Вооруженный отряд, прибывший из Блэкстона, застал на месте трагедии только убитых и оплакивавших их товарищей. Поиски разбойников ничего не дали: нападавшие как будто растворились в лесу. Собаки и следопыты оказались бесполезны — слишком много было в округе следов, оставленных рабочими, и среди них невозможно было различить следы чужаков. Сэр Роджер был вне себя от ярости. Поражала не только жестокость, с которой нападавшие расправились с безоружными людьми. Странно было и то, что напали на поселение, в котором не было богатой добычи. Один из рабочих, прятавшийся под чаном, слышал разговор двух разбойников о том, что надо было приходить после выплаты жалованья, а то шума много, а добычи мало. Действительно, предыдущее жалованье заплатили давно, а новое ещё не платили. Налет был наглым, даже как будто показным. И что значили слова умирающего гонца «это тот же»?
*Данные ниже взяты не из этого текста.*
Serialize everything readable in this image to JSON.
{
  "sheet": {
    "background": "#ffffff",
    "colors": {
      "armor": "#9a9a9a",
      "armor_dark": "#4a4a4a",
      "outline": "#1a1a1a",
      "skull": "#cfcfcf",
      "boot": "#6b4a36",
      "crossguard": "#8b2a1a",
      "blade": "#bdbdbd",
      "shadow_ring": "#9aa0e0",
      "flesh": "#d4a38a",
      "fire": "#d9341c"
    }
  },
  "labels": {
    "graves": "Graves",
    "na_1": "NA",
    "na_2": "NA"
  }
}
Все это могло значить либо то, что в леса вернулся кто-то из бывших разбойников, жаждущий расплаты за свое изгнание, либо то, что у Блэкстона появился неведомый пока враг. Китни склонялся к последнему. По мнению сенешаля, целью этого неведомого врага является захват Торнстона. «Помяните мое слово», — говорил он, — «Скоро появится кто-то, кто объявит себя хозяином недостроенного замка». Снова Китни и сэр Роджер носили доспехи круглые сутки. Но после нападения последовали совершенно тихие две недели.
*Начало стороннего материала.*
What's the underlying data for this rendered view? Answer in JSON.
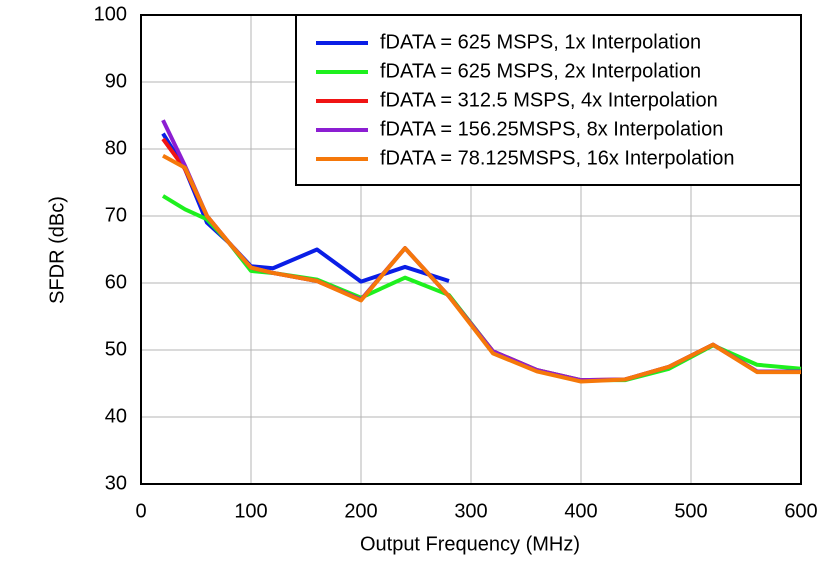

Пятнадцатилетие Джейсона прошло без пышной церемонии, но незамеченным его никто бы не назвал. Сэр Роджер организовал большую охоту, и подарил сыну его первый настоящий боевой меч, принадлежавший ранее отцу лорда, сэру Годварду, деду именинника. Меч был изготовлен из стали отличного качества, с красивой и удобной гардой, в ножнах с богатой золотой насечкой. Китни преподнес парадный плащ из отменного алого сукна, на котором Глория, его жена, вышила герб Блэкстонов. От сэра Алана Джей получил бронзовый охотничий рог. Ева, естественно, тоже не осталась в стороне. По ее заказу, оружейник изготовил серебряную походную фляжку для воды. Ей хотелось, чтобы у сына была именно серебряная фляжка. Она помнила, рассказ своего школьного учителя о том, что Александру Македонскому в походах именно серебряный кубок помог избежать желудочных инфекций. Мальчик выглядел совершенно счастливым. Ведь после пятнадцати лет большинство его товарищей начинало уже серьёзно готовиться в рыцари. Сам он уже участвовал несколько раз в «гаттэ» — сражениях новичков на турнирах, до которых допускались и оруженосцы.